The firm worked with Trumbauer's office on the layout of the buildings. They also graded the land, established the patterns of canopy trees, detailed the walls and circulation system and designed all of the planting on both Duke Quads. Now, almost a century later, these historic spaces are showing their age. Wear and tear on the lawns, the continued loss of majestic willow oaks, and degraded planting areas clearly point to the need for major restoration.
Recognizing this need, the university hired Reed Hilberbrand Landscape Architects last year to help create landscape master plans for East and West Quads. The firm, based in Watertown, Mass., has also worked at Duke on the master plan for New Campus and the landscape around K4 Residence Hall. The plans for the Quads were presented to, and approved by, the Facilities and Environment Committee of the Board of Trustees at the February 2012 meeting. Plans propose major refurbishment of the lawns, reestablishment of the tree canopy, enhanced plantings, and improvements to the pedestrian circulation system. A phase one project to improve a portion of the lawn on West Quad is being discussed as a potential project for the fall of 2012.

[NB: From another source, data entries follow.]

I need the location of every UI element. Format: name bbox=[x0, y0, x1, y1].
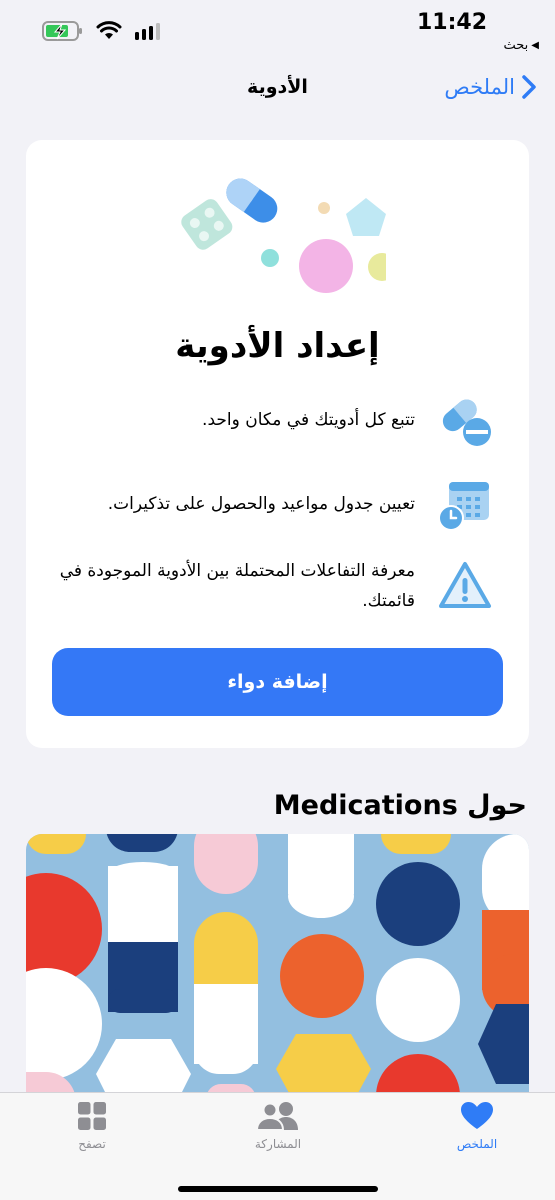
status-icons bbox=[42, 20, 160, 42]
pills-icon bbox=[442, 399, 491, 446]
home-indicator bbox=[178, 1186, 378, 1192]
tab-bar: الملخص المشاركة تصفح bbox=[0, 1092, 555, 1200]
wifi-icon bbox=[96, 21, 122, 39]
tab-sharing[interactable]: المشاركة bbox=[218, 1101, 338, 1151]
add-medication-button[interactable]: إضافة دواء bbox=[52, 648, 503, 716]
feature-text: تتبع كل أدويتك في مكان واحد. bbox=[202, 410, 415, 430]
back-app-label: بحث bbox=[503, 38, 529, 53]
medications-setup-card: إعداد الأدوية تتبع كل أدويتك في مكان واح… bbox=[26, 140, 529, 748]
medications-pattern-image[interactable] bbox=[26, 834, 529, 1096]
back-to-app-link[interactable]: ◀ بحث bbox=[504, 38, 539, 53]
feature-schedule: تعيين جدول مواعيد والحصول على تذكيرات. bbox=[48, 476, 493, 532]
feature-track: تتبع كل أدويتك في مكان واحد. bbox=[48, 392, 493, 448]
medications-illustration bbox=[181, 178, 386, 293]
status-bar: 11:42 ◀ بحث bbox=[0, 0, 555, 62]
tab-browse[interactable]: تصفح bbox=[32, 1101, 152, 1151]
battery-charging-icon bbox=[42, 21, 82, 41]
about-heading: حول Medications bbox=[273, 790, 527, 821]
grid-icon bbox=[78, 1102, 106, 1130]
pills-pattern-graphic bbox=[26, 834, 529, 1096]
warning-triangle-icon bbox=[439, 562, 491, 608]
tab-summary[interactable]: الملخص bbox=[417, 1101, 537, 1151]
cellular-signal-icon bbox=[135, 23, 160, 40]
people-icon bbox=[256, 1102, 298, 1131]
status-time: 11:42 bbox=[416, 10, 487, 35]
tab-label: تصفح bbox=[78, 1137, 106, 1151]
tab-label: المشاركة bbox=[254, 1137, 302, 1151]
tab-label: الملخص bbox=[456, 1137, 498, 1151]
setup-title: إعداد الأدوية bbox=[175, 326, 380, 366]
back-triangle-icon: ◀ bbox=[531, 40, 539, 51]
calendar-clock-icon bbox=[438, 482, 489, 531]
feature-interactions: معرفة التفاعلات المحتملة بين الأدوية الم… bbox=[48, 556, 493, 616]
page-title: الأدوية bbox=[247, 76, 308, 98]
feature-text: تعيين جدول مواعيد والحصول على تذكيرات. bbox=[107, 494, 415, 514]
heart-icon bbox=[461, 1102, 493, 1129]
navigation-bar: الملخص الأدوية bbox=[0, 62, 555, 118]
feature-text: معرفة التفاعلات المحتملة بين الأدوية الم… bbox=[59, 561, 415, 611]
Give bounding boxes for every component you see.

Reed Hilderbrand is only one of several top landscape architecture firms that have helped to beautify the campus recently. Laurie Olin, who is often referred to as the "contemporary Olmsted" because of his importance to the profession, has been working at Duke off and on since 1983, when he designed the landscape at the Fuqua School of Business. His firm, OLIN, has since designed the French Family Science Center and the major landscapes currently under construction at the Medical Center. OLIN's well-known work includes the redesign of Columbus Circle and Bryant Park in the city of New York, the landscape surrounding the Washington Monument and Independence Mall in Philadelphia.
The West Campus Plaza was designed by Hargreaves Associates, an international landscape architecture firm famous for its work on the 2000 Olympic Games in Sydney, the transformation of the campus at the University of Cincinnati and numerous public parks and waterfronts. A recently approved storm water pond at Duke is being designed as a major campus amenity by Nelson Bryd Woltz Landscape Architects, a firm that has been lauded recently for its work on the 911 Memorial in Shanksville, Pa., and Citygarden in St. Louis, Mo.
Engaging these top landscape architects shows Duke's continued commitment to design excellence on the campus - a commitment that extends beyond just the buildings.